Though neither fighter delivered the knockout they both promised, their bad intentions were clear from the opening bell. Bradley came out aggressively and was intent on scoring the KO. He swung for the fences and in the early goings seemed to get the better of Pacquiao, who at times looked tentative.
But Pacquiao adjusted and his precision and power became big factors as the fight progressed. Though Bradley never went down, he was clearly hurt on a few occasions throughout. Pacquiao proved to be the more technically sound fighter and landed the crisper blows all night.
Though he threw far less punches than the version we saw back in 2009, his intensity never wavered. The mental pressure Pacquiao put on Bradley wore Bradley out almost as much as the punches Pacquiao clobbered him with.
Coming in to the fight, many questioned whether or not Pacquiao could still compete against a pound-for-pound fighter in his prime. At the end of the bout, Pacquiao answered with a deafening "yes." Below are some random thoughts I had during the fight.
Joel Diaz may be a great trainer, but he's a horrible cornerman. In between rounds he said some of the most discouraging things I've heard, even after some rounds that I felt Bradley won. At one point Diaz even asked Bradley if he wanted to go home.
Pacquiao's right hand was key to winning the second half of the fight. The HBO analysts didn't really mention it, but Pacquiao's southpaw jab and right hook stopped Bradley in his tracks several times. Pacquiao didn't necessarily hurt him but it really halted Bradley's momentum as Pacquiao repeatedly beat Bradley to the punch with his right hand.
Pacquiao is without a doubt, an elite fighter that only comes once every other generation. Tim Bradley is a very difficult opponent for anyone and is among the top 5 fighters on anyone's pound-for-pound list. He is quick, athletic, tough and crafty. At 35 years of age, Pacquiao was still quicker, more accurate and better focused than Bradley. Not only is Pacquiao a tremendous physical specimen, but his resolve could not be overstated. He took his savage KO loss to Marquez like a man. His passion and fighting spirit never left.
Now is the best time for Pacquiao to retire. The only meaningful fight left for him is Mayweather, but that is unlikely to happen until Mayweather is convinced beyond any doubt that Pacquiao is just a shell of himself. There's no need for Pacquiao to avenge his KO loss to Marquez. Even if Pacquiao stops Marquez, he won't get the credit he deserves due to Marquez's age. Pacquiao can take the high road and live with the defeat.
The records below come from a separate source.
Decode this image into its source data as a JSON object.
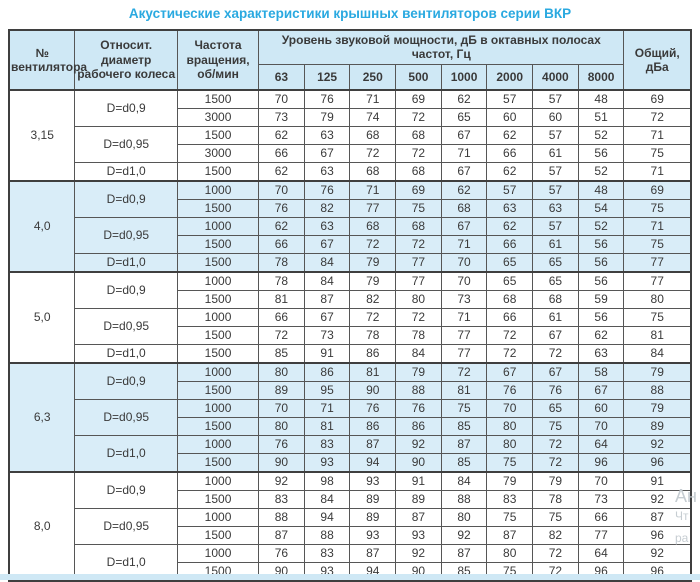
{
  "title": "Акустические характеристики крышных вентиляторов серии ВКР",
  "table": {
    "col_fan": "№ вентилятора",
    "col_diameter": "Относит. диаметр рабочего колеса",
    "col_rpm": "Частота вращения, об/мин",
    "col_spl": "Уровень звуковой мощности, дБ в октавных полосах частот, Гц",
    "col_total": "Общий, дБа",
    "freq_bands": [
      "63",
      "125",
      "250",
      "500",
      "1000",
      "2000",
      "4000",
      "8000"
    ],
    "groups": [
      {
        "fan": "3,15",
        "shaded": false,
        "diameters": [
          {
            "label": "D=d0,9",
            "rows": [
              {
                "rpm": "1500",
                "values": [
                  70,
                  76,
                  71,
                  69,
                  62,
                  57,
                  57,
                  48
                ],
                "total": 69
              },
              {
                "rpm": "3000",
                "values": [
                  73,
                  79,
                  74,
                  72,
                  65,
                  60,
                  60,
                  51
                ],
                "total": 72
              }
            ]
          },
          {
            "label": "D=d0,95",
            "rows": [
              {
                "rpm": "1500",
                "values": [
                  62,
                  63,
                  68,
                  68,
                  67,
                  62,
                  57,
                  52
                ],
                "total": 71
              },
              {
                "rpm": "3000",
                "values": [
                  66,
                  67,
                  72,
                  72,
                  71,
                  66,
                  61,
                  56
                ],
                "total": 75
              }
            ]
          },
          {
            "label": "D=d1,0",
            "rows": [
              {
                "rpm": "1500",
                "values": [
                  62,
                  63,
                  68,
                  68,
                  67,
                  62,
                  57,
                  52
                ],
                "total": 71
              }
            ]
          }
        ]
      },
      {
        "fan": "4,0",
        "shaded": true,
        "diameters": [
          {
            "label": "D=d0,9",
            "rows": [
              {
                "rpm": "1000",
                "values": [
                  70,
                  76,
                  71,
                  69,
                  62,
                  57,
                  57,
                  48
                ],
                "total": 69
              },
              {
                "rpm": "1500",
                "values": [
                  76,
                  82,
                  77,
                  75,
                  68,
                  63,
                  63,
                  54
                ],
                "total": 75
              }
            ]
          },
          {
            "label": "D=d0,95",
            "rows": [
              {
                "rpm": "1000",
                "values": [
                  62,
                  63,
                  68,
                  68,
                  67,
                  62,
                  57,
                  52
                ],
                "total": 71
              },
              {
                "rpm": "1500",
                "values": [
                  66,
                  67,
                  72,
                  72,
                  71,
                  66,
                  61,
                  56
                ],
                "total": 75
              }
            ]
          },
          {
            "label": "D=d1,0",
            "rows": [
              {
                "rpm": "1500",
                "values": [
                  78,
                  84,
                  79,
                  77,
                  70,
                  65,
                  65,
                  56
                ],
                "total": 77
              }
            ]
          }
        ]
      },
      {
        "fan": "5,0",
        "shaded": false,
        "diameters": [
          {
            "label": "D=d0,9",
            "rows": [
              {
                "rpm": "1000",
                "values": [
                  78,
                  84,
                  79,
                  77,
                  70,
                  65,
                  65,
                  56
                ],
                "total": 77
              },
              {
                "rpm": "1500",
                "values": [
                  81,
                  87,
                  82,
                  80,
                  73,
                  68,
                  68,
                  59
                ],
                "total": 80
              }
            ]
          },
          {
            "label": "D=d0,95",
            "rows": [
              {
                "rpm": "1000",
                "values": [
                  66,
                  67,
                  72,
                  72,
                  71,
                  66,
                  61,
                  56
                ],
                "total": 75
              },
              {
                "rpm": "1500",
                "values": [
                  72,
                  73,
                  78,
                  78,
                  77,
                  72,
                  67,
                  62
                ],
                "total": 81
              }
            ]
          },
          {
            "label": "D=d1,0",
            "rows": [
              {
                "rpm": "1500",
                "values": [
                  85,
                  91,
                  86,
                  84,
                  77,
                  72,
                  72,
                  63
                ],
                "total": 84
              }
            ]
          }
        ]
      },
      {
        "fan": "6,3",
        "shaded": true,
        "diameters": [
          {
            "label": "D=d0,9",
            "rows": [
              {
                "rpm": "1000",
                "values": [
                  80,
                  86,
                  81,
                  79,
                  72,
                  67,
                  67,
                  58
                ],
                "total": 79
              },
              {
                "rpm": "1500",
                "values": [
                  89,
                  95,
                  90,
                  88,
                  81,
                  76,
                  76,
                  67
                ],
                "total": 88
              }
            ]
          },
          {
            "label": "D=d0,95",
            "rows": [
              {
                "rpm": "1000",
                "values": [
                  70,
                  71,
                  76,
                  76,
                  75,
                  70,
                  65,
                  60
                ],
                "total": 79
              },
              {
                "rpm": "1500",
                "values": [
                  80,
                  81,
                  86,
                  86,
                  85,
                  80,
                  75,
                  70
                ],
                "total": 89
              }
            ]
          },
          {
            "label": "D=d1,0",
            "rows": [
              {
                "rpm": "1000",
                "values": [
                  76,
                  83,
                  87,
                  92,
                  87,
                  80,
                  72,
                  64
                ],
                "total": 92
              },
              {
                "rpm": "1500",
                "values": [
                  90,
                  93,
                  94,
                  90,
                  85,
                  75,
                  72,
                  96
                ],
                "total": 96
              }
            ]
          }
        ]
      },
      {
        "fan": "8,0",
        "shaded": false,
        "diameters": [
          {
            "label": "D=d0,9",
            "rows": [
              {
                "rpm": "1000",
                "values": [
                  92,
                  98,
                  93,
                  91,
                  84,
                  79,
                  79,
                  70
                ],
                "total": 91
              },
              {
                "rpm": "1500",
                "values": [
                  83,
                  84,
                  89,
                  89,
                  88,
                  83,
                  78,
                  73
                ],
                "total": 92
              }
            ]
          },
          {
            "label": "D=d0,95",
            "rows": [
              {
                "rpm": "1000",
                "values": [
                  88,
                  94,
                  89,
                  87,
                  80,
                  75,
                  75,
                  66
                ],
                "total": 87
              },
              {
                "rpm": "1500",
                "values": [
                  87,
                  88,
                  93,
                  93,
                  92,
                  87,
                  82,
                  77
                ],
                "total": 96
              }
            ]
          },
          {
            "label": "D=d1,0",
            "rows": [
              {
                "rpm": "1000",
                "values": [
                  76,
                  83,
                  87,
                  92,
                  87,
                  80,
                  72,
                  64
                ],
                "total": 92
              },
              {
                "rpm": "1500",
                "values": [
                  90,
                  93,
                  94,
                  90,
                  85,
                  75,
                  72,
                  96
                ],
                "total": 96
              }
            ]
          }
        ]
      }
    ]
  },
  "watermark": {
    "line1": "Ан",
    "line2": "Чт",
    "line3": "ра"
  },
  "colors": {
    "title": "#2aa9e0",
    "header_bg": "#cfe8f5",
    "shaded_row_bg": "#d9edf8",
    "border": "#3f3f3f",
    "text": "#3a3a3a"
  }
}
Bradley deserves all the credit in the world for his valiant effort. Bradley took breathers and BS'd at times, but he did not run. He took the fight to Pacquiao and threw with all his might. There were some fantastic exchanges that wouldn't have been possible if Bradley had not been such a willing dance partner.
Pacquiao's boxing skills are among the most underrated of all time. He's not a murderous puncher by any stretch of the imagination and he has definitely slowed down. His stamina is nowhere near it once was and he can no longer overwhelm foes with non-stop offense. Still, he controlled Bradley, outfought him and outboxed him. Let's not forget that most boxing experts thought that Bradley fought a brilliant technical fight against Juan Manuel Marquez. Bradley isn't some one-dimensional, over-hyped, weight-drained and redheaded slugger with a padded record. Bradley is the real deal. Pacquiao, despite some early troubles, made it look easy.